A fragilidade da infraestrutura digital centralizada
Este episódio serve como um alerta contundente sobre a concentração da infraestrutura digital global nas mãos de poucos gigantes tecnológicos. A AWS, juntamente com Microsoft Azure e Google Cloud, domina o mercado de computação em nuvem. Quando um desses provedores principais enfrenta problemas, o efeito dominó pode ser devastador para a economia digital mundial.
Rob Jardin, diretor digital da empresa de segurança cibernética NymVPN, avaliou que a interrupção não parece ter sido causada por um ataque cibernético, mas sim por uma “falha técnica que afetou um dos principais data centers da Amazon”. Ele explicou: “Esses problemas podem ocorrer quando os sistemas ficam sobrecarregados ou uma parte importante da rede cai e, como muitos sites e aplicativos dependem da AWS, o impacto se espalha rapidamente.”
Mike Chapple resumiu a situação de forma eloquente, “Este episódio serve como um lembrete de como o mundo depende de um punhado de grandes provedores de serviços de nuvem: Amazon, Microsoft e Google. Quando um grande provedor de nuvem espirra, a internet pega um resfriado.”
Histórico de interrupções e a competição no setor
Esta não é a primeira vez que a AWS enfrenta problemas significativos.

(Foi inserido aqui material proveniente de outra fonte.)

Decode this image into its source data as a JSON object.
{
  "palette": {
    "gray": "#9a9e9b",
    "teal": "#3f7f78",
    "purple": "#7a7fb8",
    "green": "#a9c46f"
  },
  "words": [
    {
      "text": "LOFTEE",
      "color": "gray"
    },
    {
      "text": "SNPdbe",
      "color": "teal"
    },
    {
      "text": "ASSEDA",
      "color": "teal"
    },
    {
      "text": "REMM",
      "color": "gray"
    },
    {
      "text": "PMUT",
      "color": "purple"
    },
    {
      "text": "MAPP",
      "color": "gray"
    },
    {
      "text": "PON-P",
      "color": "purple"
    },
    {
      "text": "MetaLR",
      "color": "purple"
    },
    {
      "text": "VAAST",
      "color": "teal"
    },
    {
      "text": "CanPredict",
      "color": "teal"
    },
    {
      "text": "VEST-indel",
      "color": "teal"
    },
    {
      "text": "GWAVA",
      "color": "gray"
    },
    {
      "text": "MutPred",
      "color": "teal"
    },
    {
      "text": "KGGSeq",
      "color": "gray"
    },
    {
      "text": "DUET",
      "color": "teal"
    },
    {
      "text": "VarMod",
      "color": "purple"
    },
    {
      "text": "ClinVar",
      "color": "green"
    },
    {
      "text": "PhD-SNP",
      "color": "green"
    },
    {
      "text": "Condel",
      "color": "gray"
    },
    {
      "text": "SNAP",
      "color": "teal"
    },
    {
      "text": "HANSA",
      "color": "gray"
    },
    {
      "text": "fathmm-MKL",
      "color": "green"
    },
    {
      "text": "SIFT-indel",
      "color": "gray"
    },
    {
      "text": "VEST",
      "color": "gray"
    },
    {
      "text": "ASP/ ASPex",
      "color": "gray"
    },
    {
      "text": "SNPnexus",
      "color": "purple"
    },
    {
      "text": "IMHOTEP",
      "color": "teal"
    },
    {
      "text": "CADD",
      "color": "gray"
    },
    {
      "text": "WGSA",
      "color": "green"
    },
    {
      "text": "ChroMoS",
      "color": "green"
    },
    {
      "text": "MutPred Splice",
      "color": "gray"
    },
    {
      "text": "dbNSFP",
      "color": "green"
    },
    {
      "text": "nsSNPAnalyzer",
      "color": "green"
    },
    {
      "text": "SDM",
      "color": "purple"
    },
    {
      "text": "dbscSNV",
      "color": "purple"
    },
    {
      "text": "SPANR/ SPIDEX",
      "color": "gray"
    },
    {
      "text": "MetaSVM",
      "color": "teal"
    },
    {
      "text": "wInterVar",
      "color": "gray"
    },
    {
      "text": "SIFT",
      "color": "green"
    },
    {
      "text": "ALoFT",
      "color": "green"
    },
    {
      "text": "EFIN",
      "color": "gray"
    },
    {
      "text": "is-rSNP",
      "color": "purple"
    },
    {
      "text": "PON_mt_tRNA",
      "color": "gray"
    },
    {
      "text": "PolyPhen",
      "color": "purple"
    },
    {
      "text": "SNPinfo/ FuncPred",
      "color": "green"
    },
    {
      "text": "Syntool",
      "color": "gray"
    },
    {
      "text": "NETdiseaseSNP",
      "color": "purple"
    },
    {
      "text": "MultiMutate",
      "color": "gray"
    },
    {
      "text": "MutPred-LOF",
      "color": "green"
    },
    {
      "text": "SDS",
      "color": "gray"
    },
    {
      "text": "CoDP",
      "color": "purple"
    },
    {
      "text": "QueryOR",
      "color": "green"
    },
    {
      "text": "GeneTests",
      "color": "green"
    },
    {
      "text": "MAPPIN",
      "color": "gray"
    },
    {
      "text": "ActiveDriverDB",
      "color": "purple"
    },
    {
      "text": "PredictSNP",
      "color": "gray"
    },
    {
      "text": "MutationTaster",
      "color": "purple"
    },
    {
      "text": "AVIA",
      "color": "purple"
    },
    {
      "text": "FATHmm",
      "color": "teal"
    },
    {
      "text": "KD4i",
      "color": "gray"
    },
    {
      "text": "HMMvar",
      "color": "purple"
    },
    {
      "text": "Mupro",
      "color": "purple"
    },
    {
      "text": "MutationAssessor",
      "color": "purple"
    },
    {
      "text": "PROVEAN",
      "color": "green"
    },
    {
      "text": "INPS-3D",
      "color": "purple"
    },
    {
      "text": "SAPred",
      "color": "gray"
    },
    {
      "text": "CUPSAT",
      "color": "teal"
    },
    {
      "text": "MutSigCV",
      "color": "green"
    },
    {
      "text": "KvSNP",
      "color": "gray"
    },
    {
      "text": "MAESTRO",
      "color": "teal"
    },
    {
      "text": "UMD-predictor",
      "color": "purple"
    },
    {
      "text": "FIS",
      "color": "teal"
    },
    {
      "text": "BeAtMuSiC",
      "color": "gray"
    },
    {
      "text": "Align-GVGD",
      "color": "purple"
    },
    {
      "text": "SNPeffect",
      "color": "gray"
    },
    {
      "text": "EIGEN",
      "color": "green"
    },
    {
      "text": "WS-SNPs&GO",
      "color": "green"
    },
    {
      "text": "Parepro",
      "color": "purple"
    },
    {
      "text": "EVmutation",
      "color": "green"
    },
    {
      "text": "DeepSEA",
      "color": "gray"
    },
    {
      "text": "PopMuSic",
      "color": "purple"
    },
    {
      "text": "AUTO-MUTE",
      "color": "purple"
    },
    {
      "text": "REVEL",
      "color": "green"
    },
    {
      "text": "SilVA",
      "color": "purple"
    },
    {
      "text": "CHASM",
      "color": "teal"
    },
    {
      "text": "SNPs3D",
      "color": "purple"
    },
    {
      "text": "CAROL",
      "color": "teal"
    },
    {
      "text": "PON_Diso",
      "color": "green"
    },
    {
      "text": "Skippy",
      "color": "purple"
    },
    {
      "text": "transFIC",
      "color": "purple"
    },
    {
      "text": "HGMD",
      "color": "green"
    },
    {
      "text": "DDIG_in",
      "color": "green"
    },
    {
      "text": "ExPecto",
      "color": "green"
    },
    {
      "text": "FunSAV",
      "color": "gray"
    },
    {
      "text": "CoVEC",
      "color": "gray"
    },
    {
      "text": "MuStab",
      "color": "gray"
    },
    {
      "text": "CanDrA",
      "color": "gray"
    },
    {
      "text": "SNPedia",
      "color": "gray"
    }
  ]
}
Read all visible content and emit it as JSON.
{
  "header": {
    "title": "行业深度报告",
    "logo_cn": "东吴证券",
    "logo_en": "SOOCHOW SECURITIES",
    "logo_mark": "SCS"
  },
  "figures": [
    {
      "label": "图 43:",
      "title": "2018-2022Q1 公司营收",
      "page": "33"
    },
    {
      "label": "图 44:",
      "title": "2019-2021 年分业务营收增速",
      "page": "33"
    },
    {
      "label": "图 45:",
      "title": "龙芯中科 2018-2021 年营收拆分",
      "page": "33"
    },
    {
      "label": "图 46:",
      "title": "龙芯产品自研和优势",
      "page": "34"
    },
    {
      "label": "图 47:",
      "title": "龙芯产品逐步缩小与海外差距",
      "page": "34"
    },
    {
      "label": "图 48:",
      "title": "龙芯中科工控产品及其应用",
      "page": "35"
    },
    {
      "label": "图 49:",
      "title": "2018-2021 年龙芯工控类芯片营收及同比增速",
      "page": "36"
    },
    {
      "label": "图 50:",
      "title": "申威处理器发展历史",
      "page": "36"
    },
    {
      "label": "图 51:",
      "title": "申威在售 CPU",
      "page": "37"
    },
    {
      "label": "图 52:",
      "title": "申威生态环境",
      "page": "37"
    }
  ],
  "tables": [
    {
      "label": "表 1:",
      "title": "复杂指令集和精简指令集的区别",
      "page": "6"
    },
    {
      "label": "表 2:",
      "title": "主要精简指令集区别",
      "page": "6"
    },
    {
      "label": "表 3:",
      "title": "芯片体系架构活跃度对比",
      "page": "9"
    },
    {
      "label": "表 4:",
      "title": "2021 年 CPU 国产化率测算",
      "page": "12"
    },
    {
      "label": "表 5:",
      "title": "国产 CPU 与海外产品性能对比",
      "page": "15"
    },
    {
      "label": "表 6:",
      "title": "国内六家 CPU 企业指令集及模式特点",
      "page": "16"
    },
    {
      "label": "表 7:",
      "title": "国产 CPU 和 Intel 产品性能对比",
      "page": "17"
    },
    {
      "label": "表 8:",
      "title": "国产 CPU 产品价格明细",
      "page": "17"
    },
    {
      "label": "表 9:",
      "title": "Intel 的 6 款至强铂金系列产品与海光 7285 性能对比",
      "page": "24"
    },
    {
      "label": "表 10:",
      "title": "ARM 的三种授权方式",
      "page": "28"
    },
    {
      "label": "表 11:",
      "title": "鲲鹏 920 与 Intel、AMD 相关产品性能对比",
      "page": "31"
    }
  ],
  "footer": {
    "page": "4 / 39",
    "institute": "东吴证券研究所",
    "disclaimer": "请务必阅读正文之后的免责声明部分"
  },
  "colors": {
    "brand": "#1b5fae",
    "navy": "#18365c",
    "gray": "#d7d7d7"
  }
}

Uma interrupção em 2023 deixou muitos sites fora do ar por várias horas, enquanto um incidente mais grave em 2021 afetou sites e serviços globalmente, incluindo operações de entrega da própria Amazon que foram brevemente paralisadas.
Esses episódios recorrentes levantam questões sobre a resiliência e redundância dos sistemas de infraestrutura em nuvem.
A competição acirrada entre Amazon, Microsoft e Google pelo domínio do mercado corporativo de nuvem tem levado essas empresas a usar as falhas umas das outras como oportunidade de marketing. Após uma interrupção do pacote de software de produtividade da Microsoft no início do mês anterior ao incidente da AWS, o Google aproveitou para promover suas próprias ferramentas, lançando um plano de continuidade de negócios que executa seu serviço Workspace em paralelo com o Microsoft 365.
Em postagem de blog provocativa, o Google escreveu: “Só porque o Microsoft 365 está fora do ar — e é uma questão de quando e por quanto tempo, não se — não significa que suas equipes precisam voltar a usar caneta e papel.” Ironicamente, os próprios serviços de nuvem do Google ficaram inativos por um período prolongado em junho, interrompendo provedores importantes como OpenAI e Shopify, devido a múltiplas camadas de atualizações com falhas.